In perineal rectosigmoidectomy, levatorplasty contributes to a lower recurrence rate and improved postoperative fecal incontinence [2,3,4,5]. By suturing the diastasis of the levator ani, the pelvic floor is reinforced and the anorectal hiatus is narrowed. A study using anorectal manometry reported that the resting pressure was improved in Altemeier’s procedure with levatorplasty [5]. Although the transabdominal rectopexy can lift and fix the rectum, it cannot close the diastasis of the levator ani. Therefore, fecal incontinence in some patients was not improved even after transabdominal rectopexy, which may suggest that the rectopexy alone is insufficient. In this report, transabdominal levatorplasty proved to be simple and safe even for elderly patients. Moreover, this technique can be applied to other transabdominal rectopexy, such as Orr–Loygue procedure, modified Wells procedure, and sacrocolpopexy. We believe that this technique is an optional procedure with transabdominal rectopexy to reduce the recurrence rate and improve functional outcomes.

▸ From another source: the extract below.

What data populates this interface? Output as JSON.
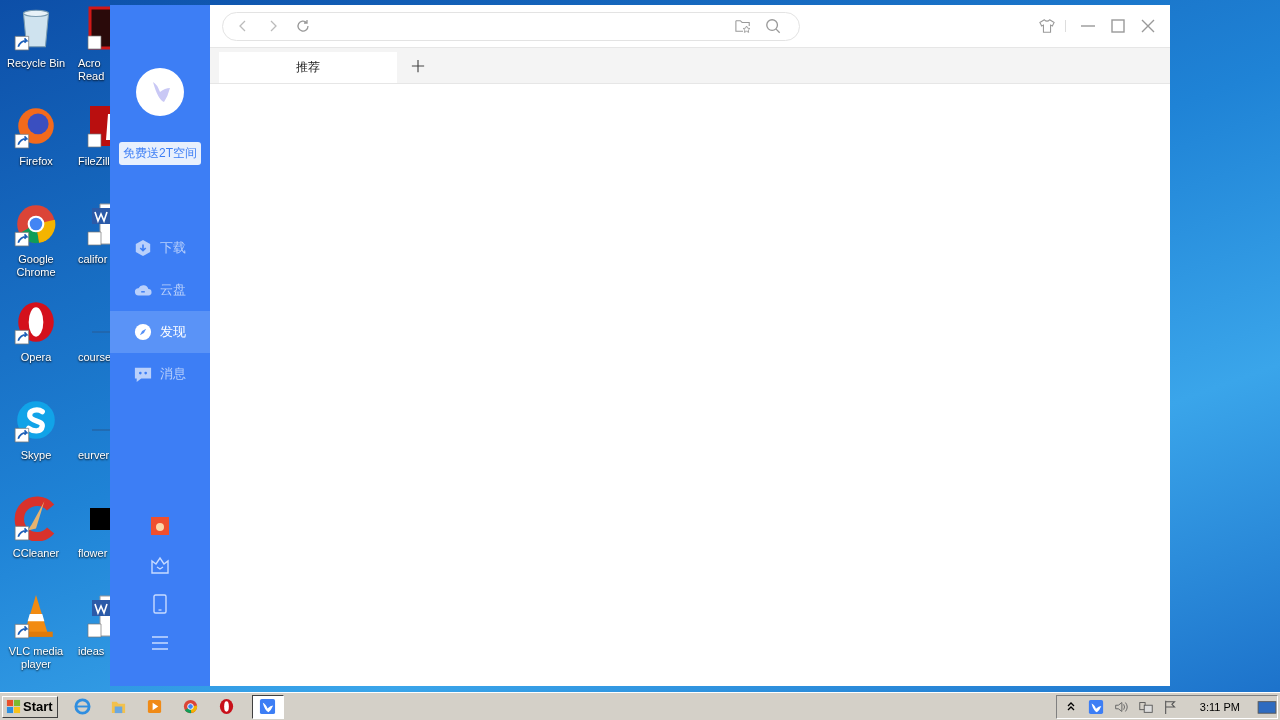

However, this surgery may exacerbate constipation by damaging the rectal branch of the autonomic nerve and constricting the anus. The lateral dissection is minimized, and the horizontal suture of the levator ani muscle adjusts to allow the insertion of two fingers into the anal canal during digital rectal examination. In levatorplasty with Altemeier’s procedure, a few sutures could not cause anal stenosis [3]. The sigmoidectomy or ventral rectopexy may be a better option for patients with severe constipation.

This report has several limitations. The small sample size, absence of comparison, and insufficient observation period make it insufficient to demonstrate the efficacy of transabdominal levatorplasy. Although this report is still in pilot study phase, this technique has the potential to reduce the recurrence rate and improve functional outcomes, as with the levatorplasty of Altemeier’s procedure. Further studies with larger sample sizes and multicenter studies, comparisons with procedures without levatorplasty, and long-term follow-up are necessary to validate the preliminary findings.

We believe that this technique may have the potential to be an option for rectal prolapse surgery.